To return to the example of the Communist Party that opened this essay, we might use Asad Haider’s analysis of the Party’s embrace of Harry Haywood’s theory of the Black Belt nation. In response to the popularity of Marcus Garvey’s black nationalism, Haywood proposed that the historic Black Belt in the south constituted a distinct African-American nation. The Communist Party within that context embraced the concept of self-determination for that entity acknowledging the desire for self-determination. Haider argues that the accuracy of Haywood’s theory is less important than the strategic reorientation that the party took in relationship to the aspirations of Black workers and sharecroppers. The demand for socialism was aligned with the aspiration for self-determination and the party broke away from a long history of radical institutions minimizing the forms of racialized violence that shape every aspect of daily life. Whatever one thought of the specific framework, the embrace of a specifically African-American nation both recognized the value of the struggles taken on by black communities and the dramatic transformations that would need to occur to create the kind of equality that would translate into a genuine project.
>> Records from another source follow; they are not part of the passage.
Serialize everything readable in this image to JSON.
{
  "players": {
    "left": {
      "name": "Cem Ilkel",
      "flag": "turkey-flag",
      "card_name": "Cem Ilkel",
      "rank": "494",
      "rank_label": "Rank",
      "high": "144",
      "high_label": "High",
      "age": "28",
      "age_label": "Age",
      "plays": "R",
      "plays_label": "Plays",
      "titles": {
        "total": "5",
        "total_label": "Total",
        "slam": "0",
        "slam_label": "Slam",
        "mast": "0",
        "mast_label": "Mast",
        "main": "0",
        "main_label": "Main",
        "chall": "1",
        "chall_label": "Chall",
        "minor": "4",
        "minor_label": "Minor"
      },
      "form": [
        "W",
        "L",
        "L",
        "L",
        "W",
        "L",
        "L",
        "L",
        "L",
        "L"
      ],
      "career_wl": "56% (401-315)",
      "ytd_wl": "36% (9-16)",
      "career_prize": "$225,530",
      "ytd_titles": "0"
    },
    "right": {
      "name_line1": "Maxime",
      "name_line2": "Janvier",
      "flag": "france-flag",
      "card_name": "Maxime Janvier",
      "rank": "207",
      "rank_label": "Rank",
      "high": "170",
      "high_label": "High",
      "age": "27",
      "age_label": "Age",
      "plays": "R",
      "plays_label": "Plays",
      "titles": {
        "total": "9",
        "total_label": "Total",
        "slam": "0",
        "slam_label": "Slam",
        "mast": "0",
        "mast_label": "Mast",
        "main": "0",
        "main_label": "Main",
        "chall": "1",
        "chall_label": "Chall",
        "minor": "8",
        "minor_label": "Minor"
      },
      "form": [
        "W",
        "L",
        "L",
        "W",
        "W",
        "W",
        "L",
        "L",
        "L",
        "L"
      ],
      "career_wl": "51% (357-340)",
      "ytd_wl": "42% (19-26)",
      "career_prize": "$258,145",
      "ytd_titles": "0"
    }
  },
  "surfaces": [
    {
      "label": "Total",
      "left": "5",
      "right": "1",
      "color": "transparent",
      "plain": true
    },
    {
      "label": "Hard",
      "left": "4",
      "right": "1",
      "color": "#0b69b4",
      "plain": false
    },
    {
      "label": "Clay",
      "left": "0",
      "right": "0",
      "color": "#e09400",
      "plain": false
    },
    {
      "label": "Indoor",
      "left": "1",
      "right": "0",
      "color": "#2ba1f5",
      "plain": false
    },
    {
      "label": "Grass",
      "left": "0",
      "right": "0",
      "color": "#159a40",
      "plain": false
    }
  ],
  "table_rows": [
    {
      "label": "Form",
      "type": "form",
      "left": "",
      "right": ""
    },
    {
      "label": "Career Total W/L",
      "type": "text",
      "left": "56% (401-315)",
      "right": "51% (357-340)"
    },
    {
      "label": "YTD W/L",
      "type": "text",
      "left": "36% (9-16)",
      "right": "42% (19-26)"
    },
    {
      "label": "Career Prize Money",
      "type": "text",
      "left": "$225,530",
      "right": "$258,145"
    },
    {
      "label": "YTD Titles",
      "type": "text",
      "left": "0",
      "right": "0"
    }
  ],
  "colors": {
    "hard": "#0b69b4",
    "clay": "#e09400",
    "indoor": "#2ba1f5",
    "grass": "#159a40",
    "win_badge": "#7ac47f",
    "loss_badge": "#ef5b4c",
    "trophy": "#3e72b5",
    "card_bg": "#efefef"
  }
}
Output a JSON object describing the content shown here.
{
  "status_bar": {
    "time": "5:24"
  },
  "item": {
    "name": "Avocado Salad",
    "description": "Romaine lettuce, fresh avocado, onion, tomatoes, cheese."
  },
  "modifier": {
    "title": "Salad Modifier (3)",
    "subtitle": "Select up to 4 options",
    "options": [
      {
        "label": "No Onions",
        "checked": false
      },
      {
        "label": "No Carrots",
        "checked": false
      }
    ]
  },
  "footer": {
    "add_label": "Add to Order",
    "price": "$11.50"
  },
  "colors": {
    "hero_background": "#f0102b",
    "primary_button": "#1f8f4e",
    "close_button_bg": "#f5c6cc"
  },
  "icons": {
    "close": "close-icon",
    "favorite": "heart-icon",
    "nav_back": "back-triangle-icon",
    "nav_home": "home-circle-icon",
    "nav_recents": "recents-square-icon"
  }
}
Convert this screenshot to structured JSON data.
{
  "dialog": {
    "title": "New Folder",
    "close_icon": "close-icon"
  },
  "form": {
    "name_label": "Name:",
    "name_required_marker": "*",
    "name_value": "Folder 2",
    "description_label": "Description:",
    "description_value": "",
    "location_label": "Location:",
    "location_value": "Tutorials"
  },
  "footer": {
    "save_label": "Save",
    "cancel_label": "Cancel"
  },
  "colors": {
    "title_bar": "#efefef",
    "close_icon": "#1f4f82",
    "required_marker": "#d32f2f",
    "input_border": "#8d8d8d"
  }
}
It embraced decolonization not as a metaphor, but a concrete project of governance. Perhaps, the embrace of a project that placed reparations as a center demand to an admittedly more modest social democratic imaginary could play a similar role, standing in as a promise for a more substantial program of social transformation and as a sort of promise to create a significantly different set of social relations within the organization itself.

In this sense, my concern is less about the Sanders Campaign itself, and more with the broader organization that coalesces around the campaign, in formal organizations like the DSA, but also in the informal structure of feeling that has been created by the campaign. The latter, in particular, has contributed a lot to the suspicions held by activists of color for this new formation. As long as the new social democratic imaginary is perceived by so many within the framework of whiteness, it will necessarily fail at its program of transformation. At the same time, its an imaginary that could potentially play a real role in social transformation and we are at a point where we need to see dramatic change and that change needs to come soon.